I actually stopped reading Pitchfork for awhile, I found it so bothersome. That sort of criticism may have been good for cheap laughs, but I’d become more enamored and enriched by the thoughtful, passionate style of such writers as Andy Whitman and Jeffrey Overstreet. However, I’d begun regularly visiting Pitchfork again earlier this year, particularly their track reviews… and then a friend tweeted about their review of She & Him’s A Very She & Him Christmas, and I suddenly remembered why I’d stopped reading Pitchfork in the first place.

Rob Harvilla’s review is basically every Pitchfork review cliché rolled into one article. The rambling prose that says so little with so much, the descriptors that serve only to obscure (“Instagram-folk”?!), the smug derision, the cleverness that exists for its own sake (again, “Instagram-folk”?!) — it’s all there. Perhaps worst of all, much of it isn’t actually about the album being reviewed but rather, focused on Zooey Deschanel’s current level of cultural cachet. (For example: “Even now the fates have begun chiseling her porcelain visage onto the Manic Pixie Dream Girl Mount Rushmore (preferably capturing the bewildered look she gave Billy Crudup at the end of Almost Famous), honoring her decade-long career as Twee Personified.”)

I’m not trying to simply call out Harvilla specifically: he’s certainly not the only person who writes in this sort of manner (and I’ve indulged in it myself, too).
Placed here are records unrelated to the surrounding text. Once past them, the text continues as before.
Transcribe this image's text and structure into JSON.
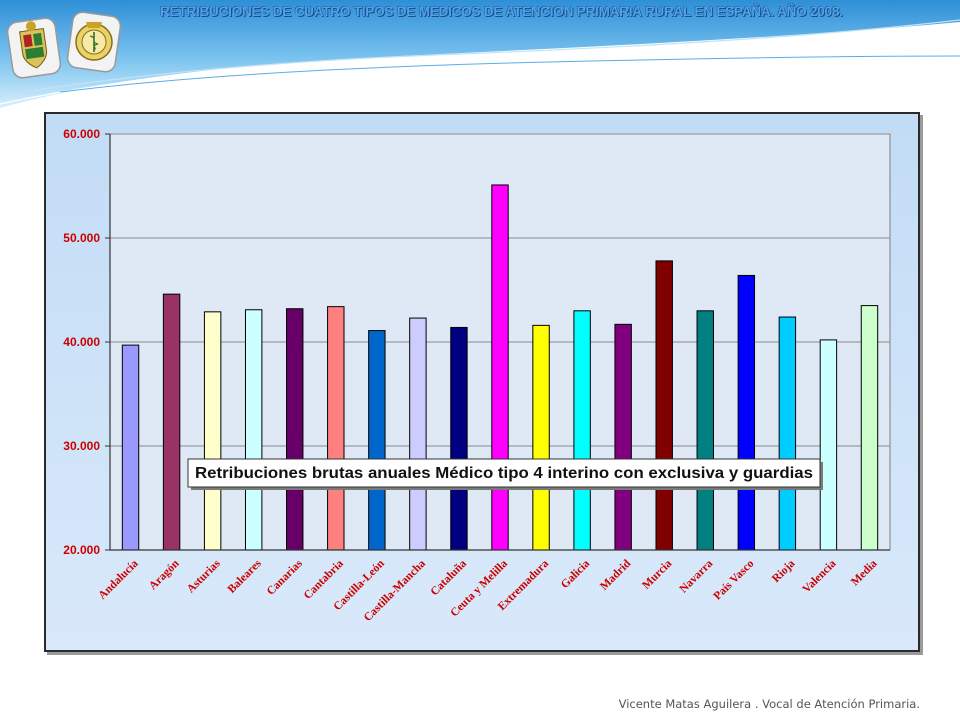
{
  "slide": {
    "title": "RETRIBUCIONES DE CUATRO TIPOS DE MEDICOS DE ATENCION PRIMARIA RURAL EN ESPAÑA. AÑO 2008.",
    "footer": "Vicente Matas Aguilera . Vocal de Atención Primaria."
  },
  "colors": {
    "title_fill": "#4fa3e8",
    "title_outline": "#1b4f8a",
    "axis_label": "#cc0000",
    "plot_bg": "#dfe8f5",
    "frame_bg": "#c8def5",
    "gridline": "#8c8c8c"
  },
  "icons": [
    "coat-of-arms-emblem",
    "medical-college-emblem"
  ],
  "chart_data": {
    "type": "bar",
    "annotation": "Retribuciones brutas anuales Médico tipo 4 interino con exclusiva y guardias",
    "ylim": [
      20000,
      60000
    ],
    "y_ticks": [
      20000,
      30000,
      40000,
      50000,
      60000
    ],
    "y_tick_labels": [
      "20.000",
      "30.000",
      "40.000",
      "50.000",
      "60.000"
    ],
    "grid": true,
    "categories": [
      "Andalucía",
      "Aragón",
      "Asturias",
      "Baleares",
      "Canarias",
      "Cantabria",
      "Castilla-León",
      "Castilla-Mancha",
      "Cataluña",
      "Ceuta y Melilla",
      "Extremadura",
      "Galicia",
      "Madrid",
      "Murcia",
      "Navarra",
      "País Vasco",
      "Rioja",
      "Valencia",
      "Media"
    ],
    "values": [
      39700,
      44600,
      42900,
      43100,
      43200,
      43400,
      41100,
      42300,
      41400,
      55100,
      41600,
      43000,
      41700,
      47800,
      43000,
      46400,
      42400,
      40200,
      43500
    ],
    "bar_colors": [
      "#9999ff",
      "#993366",
      "#ffffcc",
      "#ccffff",
      "#660066",
      "#ff8080",
      "#0066cc",
      "#ccccff",
      "#000080",
      "#ff00ff",
      "#ffff00",
      "#00ffff",
      "#800080",
      "#800000",
      "#008080",
      "#0000ff",
      "#00ccff",
      "#ccffff",
      "#ccffcc"
    ]
  }
}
Nor am I saying that anecdotes, sarcasm, witticisms, and clever prose have no place in reviews. Rather, my point is that once your review becomes less concerned with the item you’re reviewing, and more concerned with how you are reviewing it, you’ve begun doing an actual disservice to your readers, not to mention the artist(s) you’re writing about. It’s a selfish, prideful approach that places you, the critic, above all else, and it communicates and breeds cynicism and contempt, qualities we don’t really need more of.